Granted, that'd fail to register it if someone has outright done window.onpagehide = ... somewhere. But I doubt we'd do that rather than addeventlistener -- I checked a regular article page and it's window.onpagehide is null, as it should be.

Indeed, it's that simple. However, @Krinkle reminded me that our JS-enabled experience now excludes IE9-10: https://www.mediawiki.org/wiki/Compatibility#Browser_support_matrix Meaning that we don't need an unload event handler at all. All grade A browsers support pagehide/pageshow according to https://caniuse.com/page-transition-events

Oh yeah, if we're already not even loading that code because of the sniffing, remove away!

You just need to make sure that any code you rely on that creates EventLogging events at the end of the page lifecycle do so with pagehide/pageshow and not unload/onbeforeunload. Then we should be able to safely remove the unload handler in EventLogging's BackgroundQueue.

Since we can 100% count on the pagehide hook running, we can just remove that handler right now.

The handler bound to pagehide and unload right now does two things: flushes the queue, and sets a state flag that makes all future attempts to add to the queue get immediately-flushed (because even with the unload handler, we can't rely on BackgroundQueue's running last). As pagehide is always fired before unload, any browser that's currently being served that file should be basically doing a no-op when it gets to the unload handler, since the queue should have been flushed and nothing more added.

Change 700886 had a related patch set uploaded (by Gilles; author: Gilles):

[mediawiki/extensions/EventLogging@master] Remove unload handler

https://gerrit.wikimedia.org/r/700886

[…] As pagehide is always fired before unload, any browser that's currently being served that file should be basically doing a no-op when it gets to the unload handler, […]

Yes – unless there is code adding events from an unload handler itself, and/or otherwise after or asynchronously from a pagehide event. That may be worth doing a codeseach for.

You just need to make sure that any code you rely on that creates EventLogging events at the end of the page lifecycle do so with pagehide/pageshow and not unload/onbeforeunload. […]

Yes – unless there is code adding events from an unload handler itself, and/or otherwise after or asynchronously from a pagehide event. That may be worth doing a codeseach for.

No, the BackgroundQueue pagehide handler having run will mean there's literally nothing for the BackgroundQueue unload handler to do. Nothing further can be queued, so anything in post-BackgroundQueue-pagehide / other unload handlers will just have been instantly dispatched.

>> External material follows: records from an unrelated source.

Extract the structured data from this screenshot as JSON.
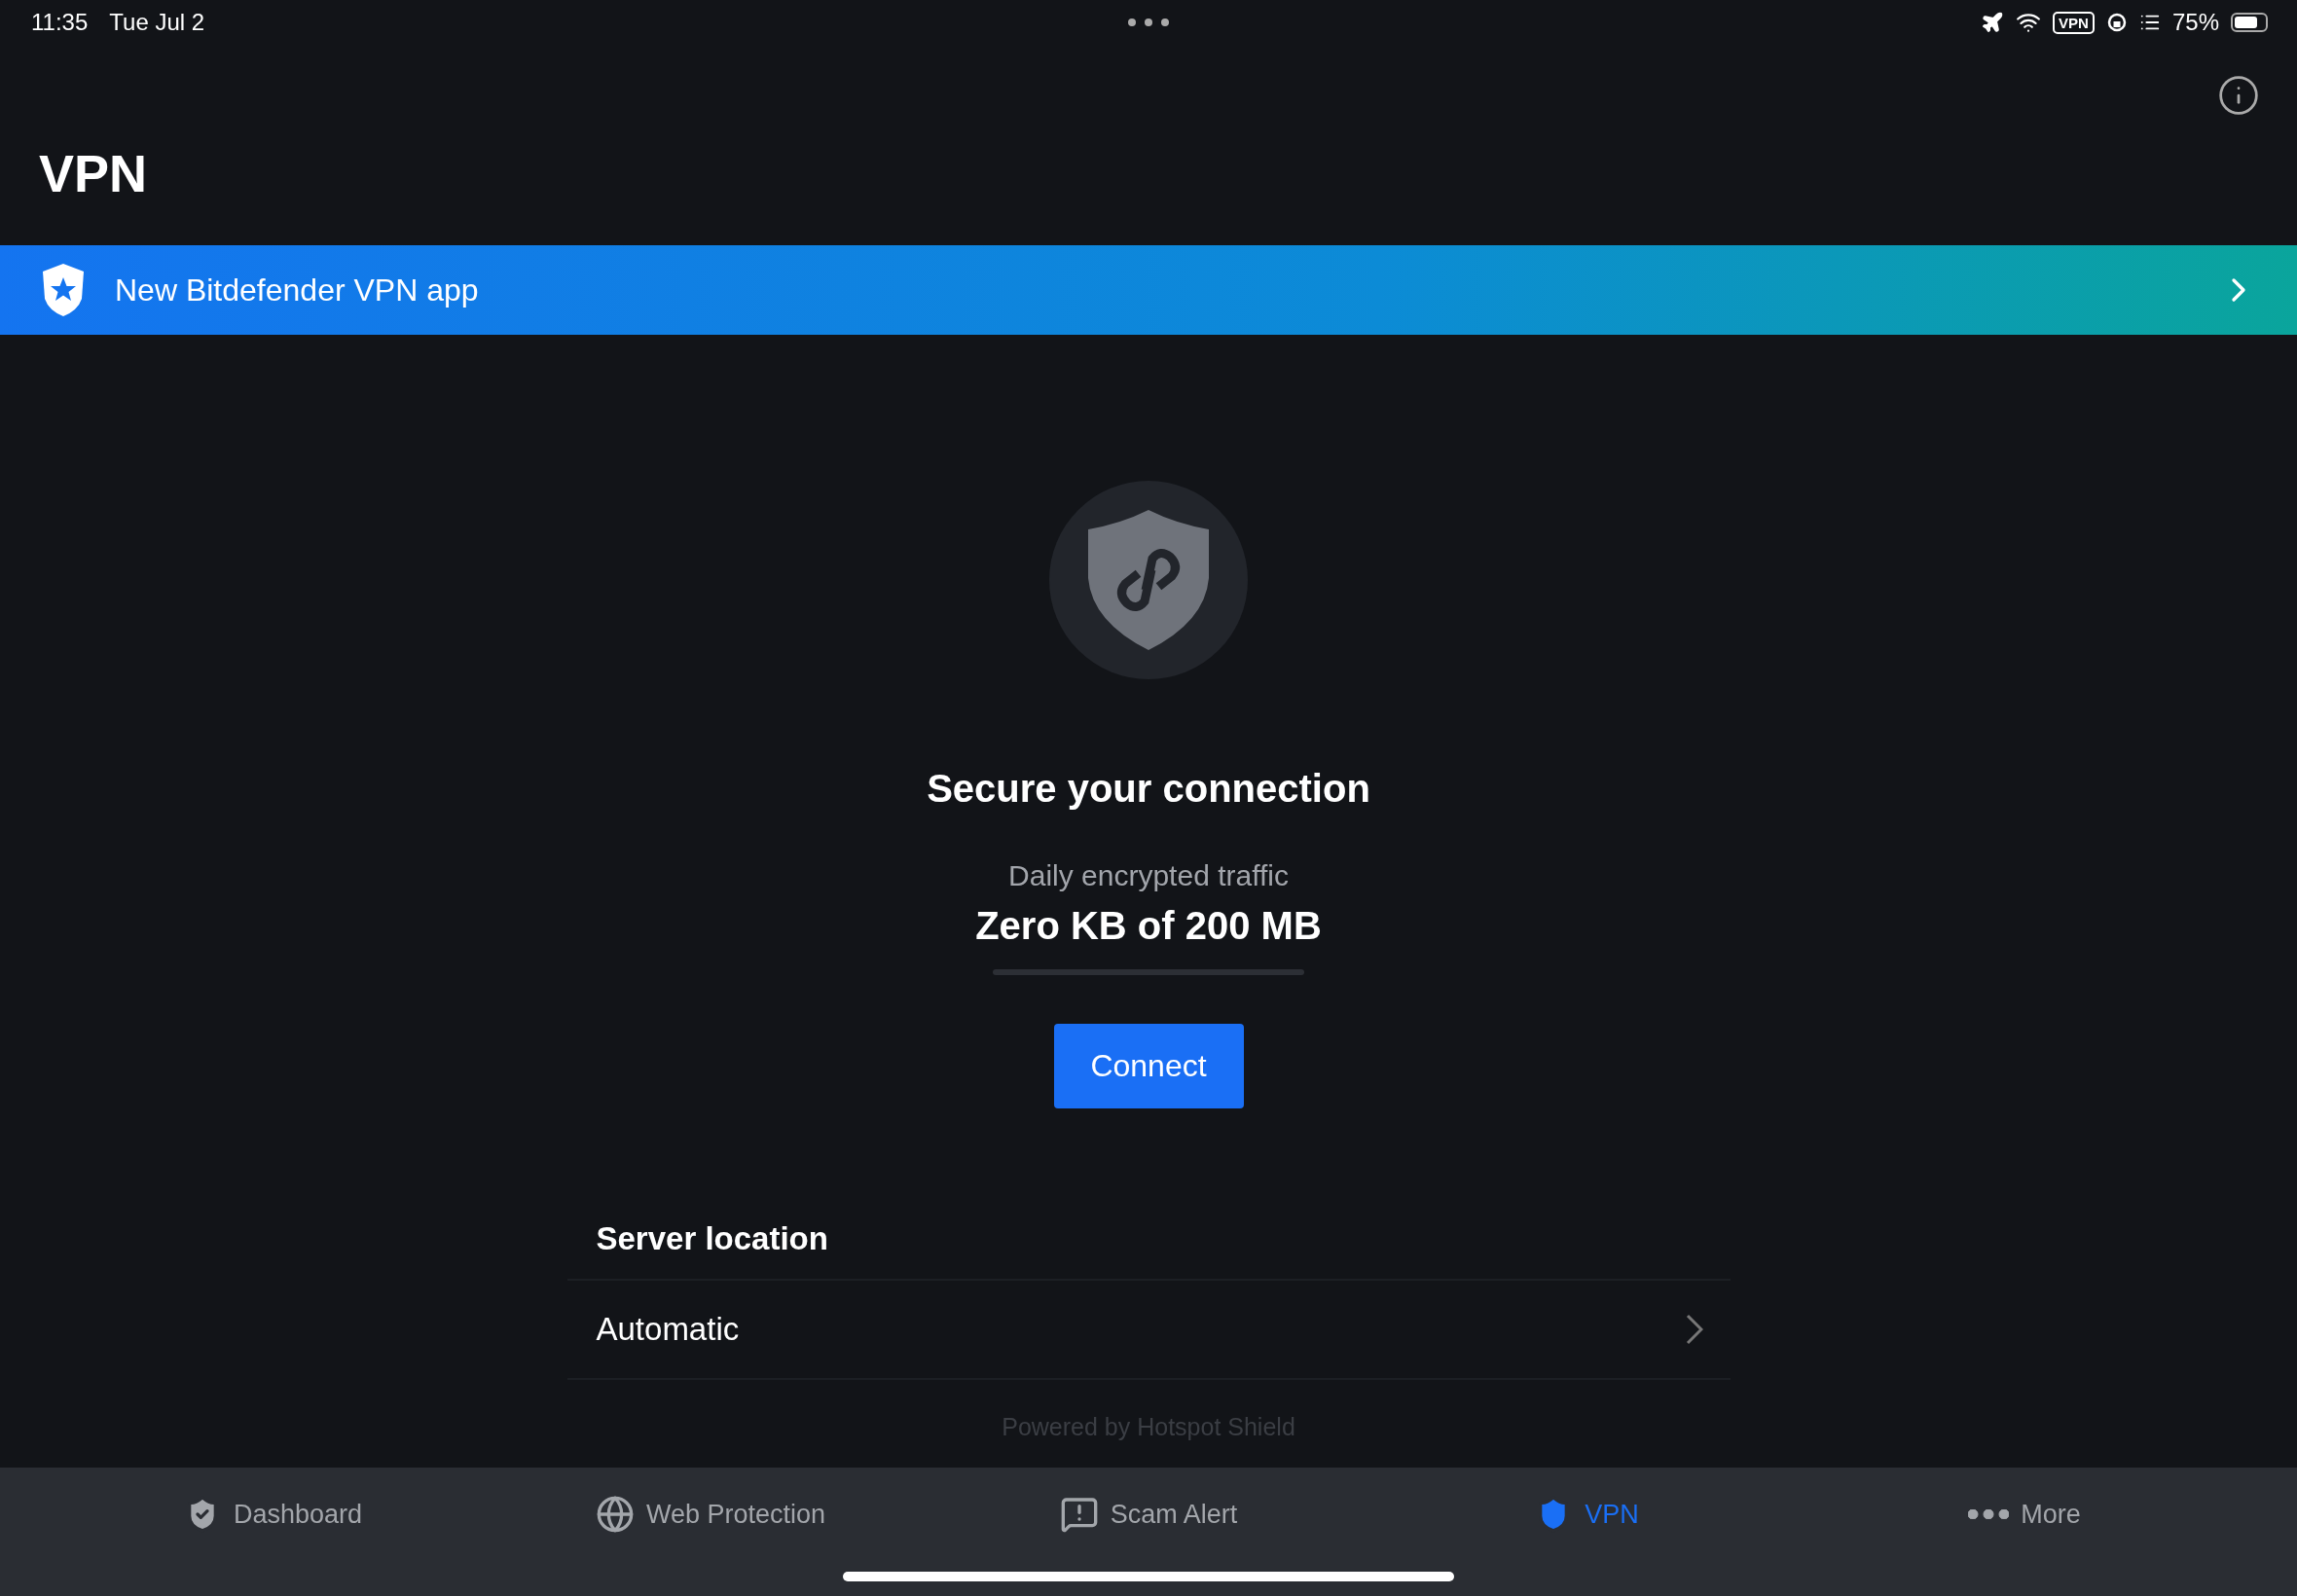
{
  "status_bar": {
    "time": "11:35",
    "date": "Tue Jul 2",
    "vpn_badge": "VPN",
    "battery_percent": "75%"
  },
  "header": {
    "title": "VPN"
  },
  "banner": {
    "label": "New Bitdefender VPN app"
  },
  "connection": {
    "heading": "Secure your connection",
    "traffic_label": "Daily encrypted traffic",
    "traffic_value": "Zero KB of 200 MB",
    "level": 0,
    "button": "Connect"
  },
  "server": {
    "heading": "Server location",
    "value": "Automatic"
  },
  "footer_note": "Powered by Hotspot Shield",
  "tabs": [
    {
      "label": "Dashboard",
      "selected": false
    },
    {
      "label": "Web Protection",
      "selected": false
    },
    {
      "label": "Scam Alert",
      "selected": false
    },
    {
      "label": "VPN",
      "selected": true
    },
    {
      "label": "More",
      "selected": false
    }
  ]
}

I believe we're referring to scenarios like VisualEditor or NavigationTiming having instrumentation that listens to onbeforeunload and queues an event from there (e.g. something for abandoned edits, load time of pages closed before it completely loading). If such instrumentation (still/wrongly) queues its event from unbeforeunload (instead of pagehide) then, afaik, it can't have been submitted to the server by EventLogging's pagehide handler because in the browser's Page Lifecycle, pagehide fires before unload. And as such, removing unload handling from EventLogging before such code is migrated first, would result in us (further) breaking that instrumentation, in addition to it already not working well on mobile.

@Krinkle I think we're talking in circles here, as that's the scenario I'm referencing as well? Anyway, it won't break anything, because anything added to the queue after pagehide gets immediately submitted rather than being queued -- see line 83 of BackgroundQueue.js where it sets some state that then changes how queue.add behaves. Thus removing the unload handler shouldn't actually change anything, since nothing should have still been in the queue at the time the unload handler ran.

odimitrijevic subscribed.

Olja to follow up on work related to event-logging extension

Change 700886 merged by jenkins-bot:

[mediawiki/extensions/EventLogging@master] Remove unload handler

https://gerrit.wikimedia.org/r/700886

DLynch reassigned this task from odimitrijevic to Gilles.